第3話 【村の三人の少年 其の3】
せかへい 外伝12
著者:pirafu doria
作画:pirafu doria
第3話
【村の三人の少年 其の3】
次はパトとエスの練習試合である。
パトは武器や武術の技量は二人よりも多い。扱える武器の多さもあれば、それ地形に合わせた戦い方も習っている。
技術的な面を見れば、パトは二人に圧勝できる。しかし、
「試合開始!!」
開始と同時にエスは突っ込む。ルンバの時と同じような戦い方だ。
エスはルンバとパトの二人よりも運動能力が高く、それに戦闘における感も優れている。
師匠であるマティルに教えられたのは、自分を信じて突っ込め! という戦い方である。エスの感は騎士にも匹敵するほどであり、その感を活かせば、不意打ちにも対応できると教えられた。
突っ込んでくるエスに対して、パトは槍を深く構えた。
真正面から正直に突っ込んでくるなら、それにカウンターを合わせるのみ。しかし、ルンバのように相手を観察する力はパトにはない。
狙うのは初段を避けてからのカウンター。
つまりはこの攻撃に成功するかどうかがパトの勝敗になる。
エスが間合いに入る。
エスの突き攻撃を避けて、パトは反撃しようとするが、エスはそれを予期してきたようで躱されてしまった。

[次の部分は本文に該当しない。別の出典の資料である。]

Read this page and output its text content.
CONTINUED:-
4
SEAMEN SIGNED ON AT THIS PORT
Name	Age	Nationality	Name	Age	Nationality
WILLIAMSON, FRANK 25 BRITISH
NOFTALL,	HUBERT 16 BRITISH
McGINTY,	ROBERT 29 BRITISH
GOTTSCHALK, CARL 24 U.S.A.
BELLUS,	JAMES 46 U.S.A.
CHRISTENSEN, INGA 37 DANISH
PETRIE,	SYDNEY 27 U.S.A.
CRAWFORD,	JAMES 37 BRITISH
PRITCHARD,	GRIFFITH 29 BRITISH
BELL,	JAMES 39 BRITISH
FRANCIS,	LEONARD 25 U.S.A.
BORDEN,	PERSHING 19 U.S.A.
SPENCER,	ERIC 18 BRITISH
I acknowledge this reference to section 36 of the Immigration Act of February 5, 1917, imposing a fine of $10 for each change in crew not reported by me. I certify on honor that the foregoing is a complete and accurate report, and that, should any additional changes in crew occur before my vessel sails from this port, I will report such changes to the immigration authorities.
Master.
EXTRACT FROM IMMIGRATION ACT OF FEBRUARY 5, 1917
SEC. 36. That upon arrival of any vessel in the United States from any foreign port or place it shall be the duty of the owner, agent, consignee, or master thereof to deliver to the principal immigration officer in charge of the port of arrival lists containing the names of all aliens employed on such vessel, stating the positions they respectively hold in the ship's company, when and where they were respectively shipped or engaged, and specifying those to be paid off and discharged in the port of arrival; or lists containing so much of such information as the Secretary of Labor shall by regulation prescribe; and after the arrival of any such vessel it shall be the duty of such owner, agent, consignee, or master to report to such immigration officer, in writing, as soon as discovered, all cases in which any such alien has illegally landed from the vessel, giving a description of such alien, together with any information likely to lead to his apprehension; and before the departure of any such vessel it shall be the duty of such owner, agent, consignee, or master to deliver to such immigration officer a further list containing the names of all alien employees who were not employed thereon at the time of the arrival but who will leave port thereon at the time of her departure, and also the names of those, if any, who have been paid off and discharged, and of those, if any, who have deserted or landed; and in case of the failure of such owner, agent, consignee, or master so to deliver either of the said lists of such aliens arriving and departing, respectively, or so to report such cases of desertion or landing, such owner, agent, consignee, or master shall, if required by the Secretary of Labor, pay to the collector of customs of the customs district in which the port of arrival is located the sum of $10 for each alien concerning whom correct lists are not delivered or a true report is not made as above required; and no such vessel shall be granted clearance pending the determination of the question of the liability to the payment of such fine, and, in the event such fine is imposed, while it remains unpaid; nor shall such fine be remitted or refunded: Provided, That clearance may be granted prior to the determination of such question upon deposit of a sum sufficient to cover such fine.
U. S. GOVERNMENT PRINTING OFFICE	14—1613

そしてパトの攻撃は当たらず、エスの次の攻撃でパトは負けた。
「勝負アリ!」
パトとエスは武器を置く。
「よーし、俺の勝ちだな!!」
エスは嬉しそうにはしゃぐ。
そんな中、ルンバがパトに教える。
「パトは臨機応変に対応できないんだよ。作戦を立てるとそのようにしか動けない。それが通用しなくてもその場に応じて行動しないと」
「うーん、それは分かってるんだけどなぁ、なかなかそれができないんだ」
パトと二人の違いは実戦の差である。パトは父親の村長の仕事を手伝っている。そのため村の中でも問題を解決したり、事務作業を行ったりが中心だ。
それに対して、門番として仕事をしている二人は、村に近づいたモンスターの退治も行うことがある。
そういう点でパトにはない応用力が二人にはあるのだ。
「よし、じゃあ、次は俺とやろう!」
ルンバは槍を持って立ち上がる。そしてパトに近づくとパトを立たせて、パトの槍に槍を持たせた。
今のところエスが一番で勝ち越している。だが、ここで負ければ、最下位が決まってしまう。
「おう、じゃあ、早速やるか!!」
パトは槍を受け取ると、ルンバと距離をとってください構えた。
ルンバも後ろに少し下がって、ちょうど良い距離に行くと、槍を構えて準備を始めた。
エスは槍を置いて地面に座ると、手を叩いた。